Scientists are doing everything but passing out cigars over the discovery of a nearly 7-foot sturgeon that's in the family way. Experts pulled the 200-pound, bone-plated fish from the James River last month near Newport News. Full of eggs, it was almost ready to spawn. No one has documented a ready-to-spawn sturgeon in the James in decades.In earlier times Atlantic Sturgeon (Acipenser oxyrhycus) were an important fishery. In the late 1800's the annual East Coast Sturgeon fishery was estimated to be 7,000,000 lbs, of which the Chesapeake portion was one tenth. However, it declined until by 1920 landings were on only 22,000 lbs landed on the whole East Coast. In 1998 fishing for the Sturgeon was banned for the foreseeable future, and only remnant populations remained. A few are caught in nets in the Bay most years, but it is not known if a spawning population exists here now. A related species, the Shortnose Sturgeon, is also occasionally caught in the bay, but not thought to be breeding here.
"This is actually a pretty historic event," said Anne Wright, Virginia Commonwealth University's coordinator of environmental outreach.
A meek monster that feeds on the bottom and can reach 10 feet in length, the once-common sturgeon has been decimated by pollution and long-ago over-fishing.
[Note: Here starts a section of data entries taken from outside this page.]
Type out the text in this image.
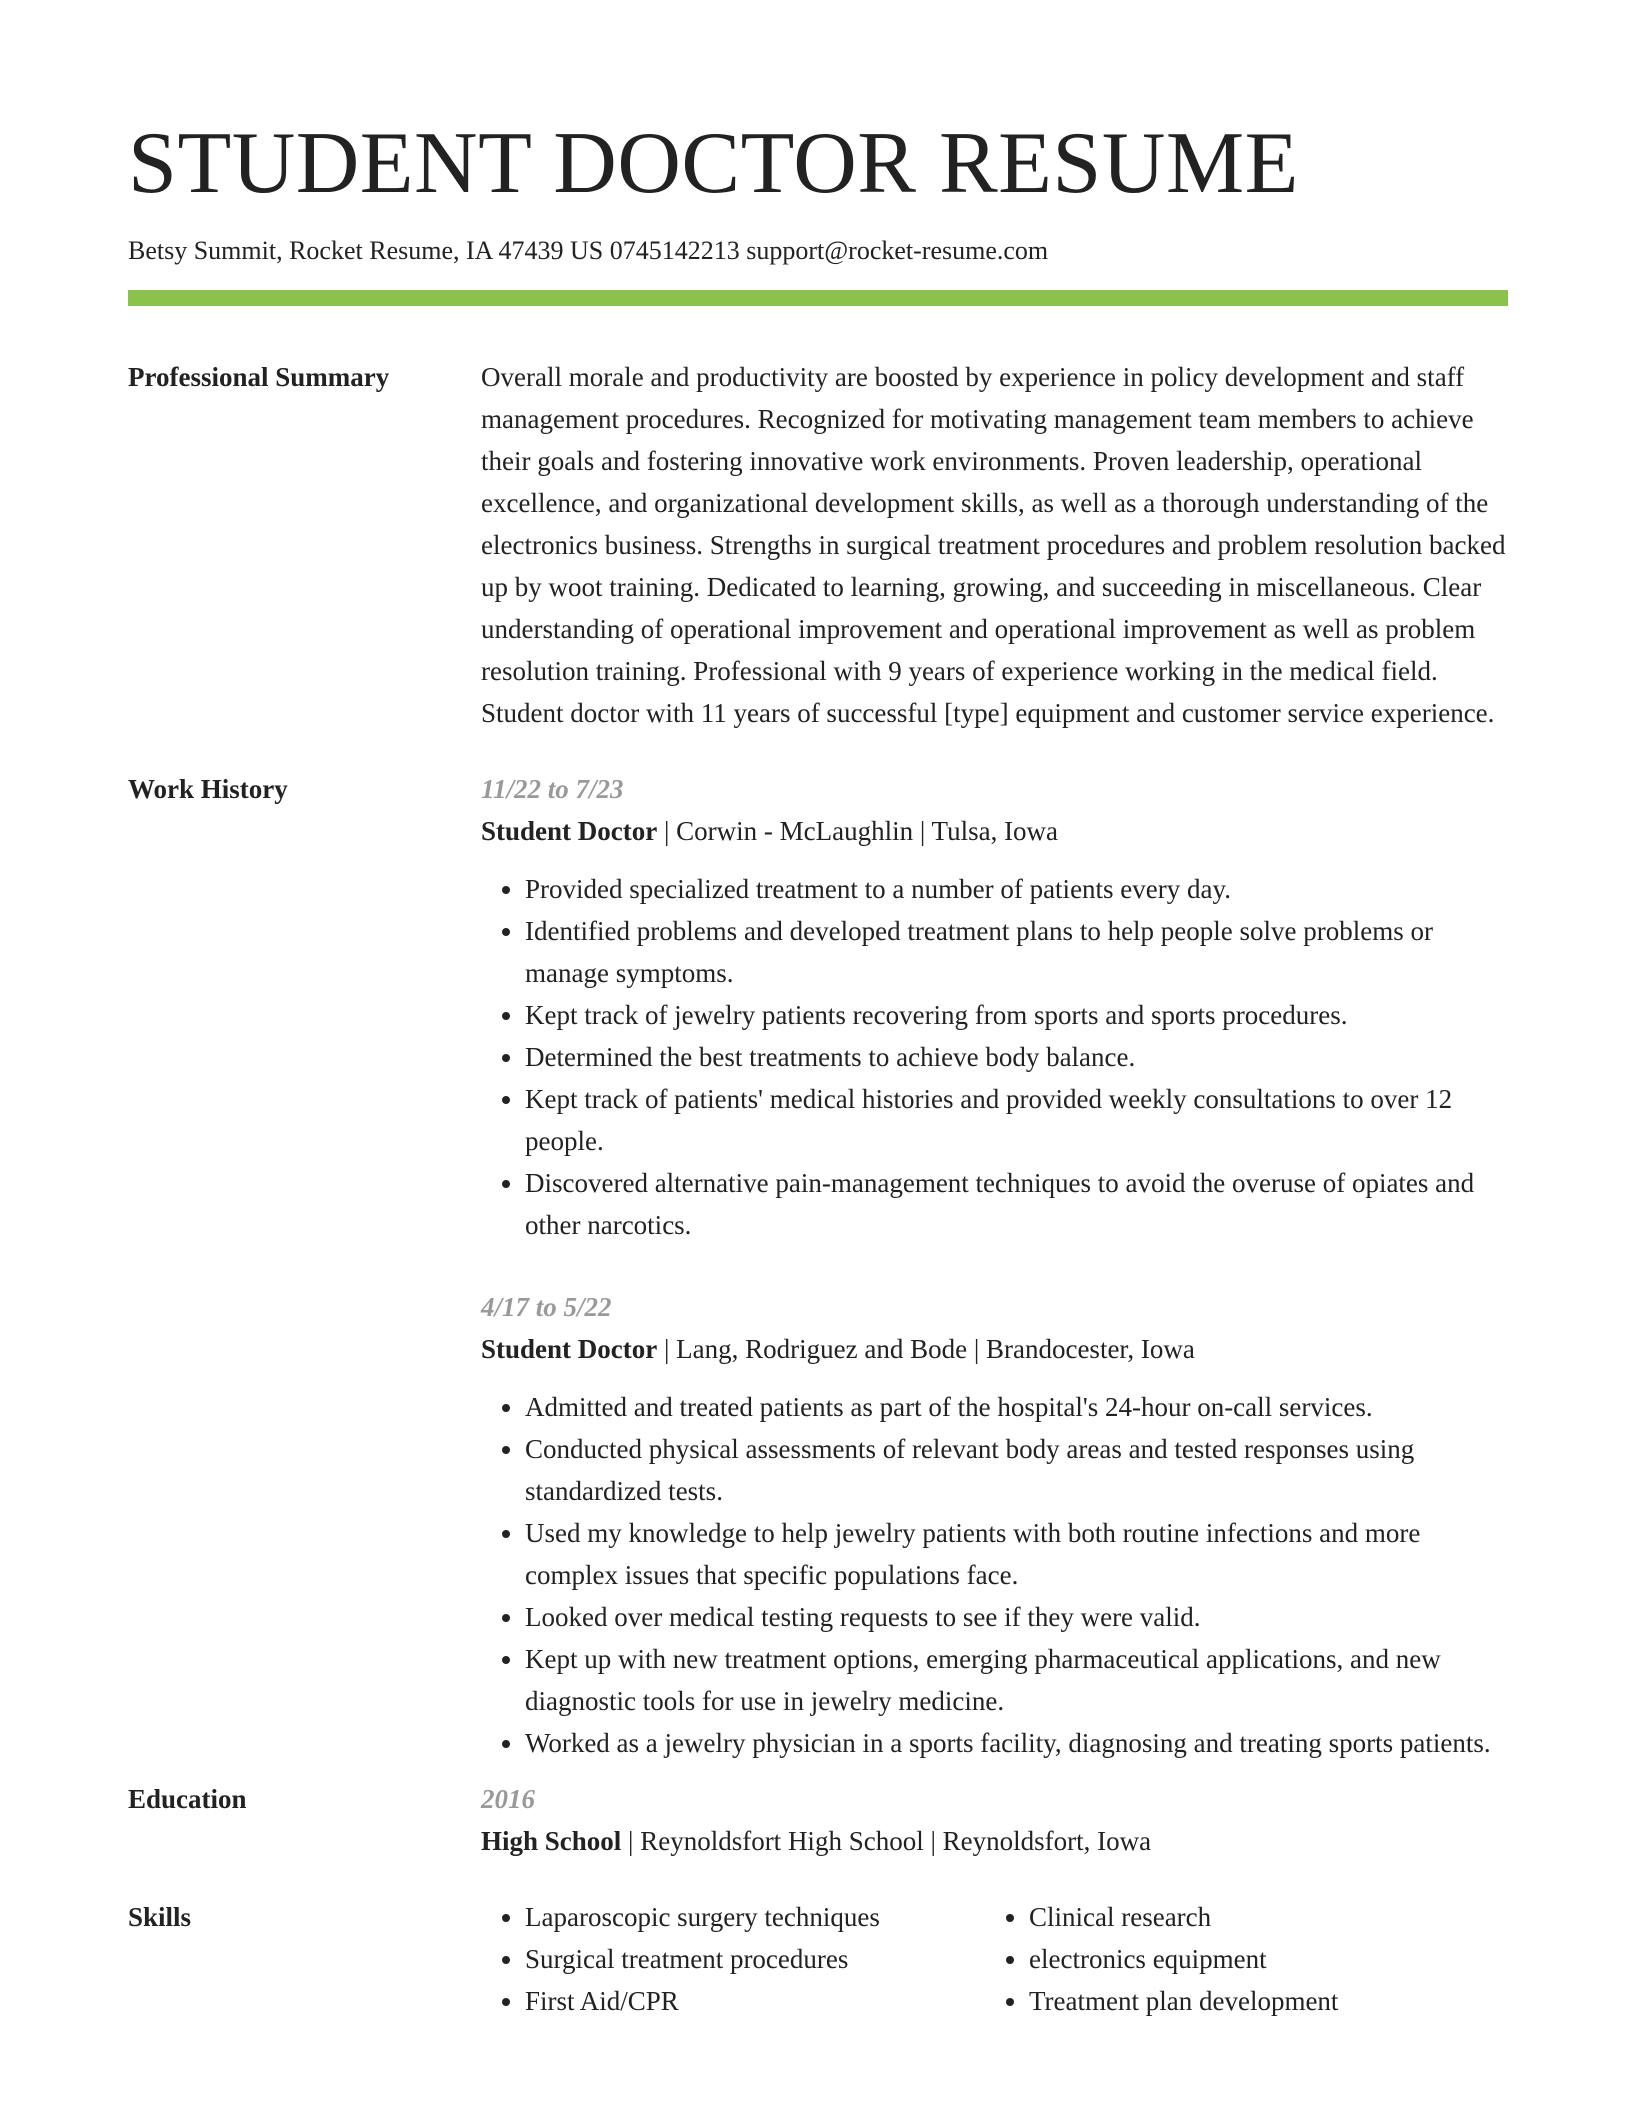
STUDENT DOCTOR RESUME
Betsy Summit, Rocket Resume, IA 47439 US 0745142213 support@rocket-resume.com
Professional Summary	Overall morale and productivity are boosted by experience in policy development and staff management procedures. Recognized for motivating management team members to achieve their goals and fostering innovative work environments. Proven leadership, operational excellence, and organizational development skills, as well as a thorough understanding of the electronics business. Strengths in surgical treatment procedures and problem resolution backed up by woot training. Dedicated to learning, growing, and succeeding in miscellaneous. Clear understanding of operational improvement and operational improvement as well as problem resolution training. Professional with 9 years of experience working in the medical field. Student doctor with 11 years of successful [type] equipment and customer service experience.
Work History	11/22 to 7/23
Student Doctor | Corwin - McLaughlin | Tulsa, Iowa
• Provided specialized treatment to a number of patients every day.
• Identified problems and developed treatment plans to help people solve problems or manage symptoms.
• Kept track of jewelry patients recovering from sports and sports procedures.
• Determined the best treatments to achieve body balance.
• Kept track of patients' medical histories and provided weekly consultations to over 12 people.
• Discovered alternative pain-management techniques to avoid the overuse of opiates and other narcotics.
4/17 to 5/22
Student Doctor | Lang, Rodriguez and Bode | Brandocester, Iowa
• Admitted and treated patients as part of the hospital's 24-hour on-call services.
• Conducted physical assessments of relevant body areas and tested responses using standardized tests.
• Used my knowledge to help jewelry patients with both routine infections and more complex issues that specific populations face.
• Looked over medical testing requests to see if they were valid.
• Kept up with new treatment options, emerging pharmaceutical applications, and new diagnostic tools for use in jewelry medicine.
• Worked as a jewelry physician in a sports facility, diagnosing and treating sports patients.
Education	2016
High School | Reynoldsfort High School | Reynoldsfort, Iowa
Skills
•	Laparoscopic surgery techniques
• Surgical treatment procedures
• First Aid/CPR
• Clinical research
• electronics equipment
• Treatment plan development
The Sturgeon is a slow growing fish, taking many years to achieve sexual maturity, which makes it slow to recover from heavy fishing. An anadromous fish, the sturgeon spawns in the lower regions of rivers, which makes it vulnerable to dams (you can't breed if you can't get there) and to changes in the spawning reaches, for example, being covered with mud. In the modern Chesapeake Bay the Sturgeon may have trouble hanging on even without any fishing. However slight, however, this catch holds out a glimmer of hope.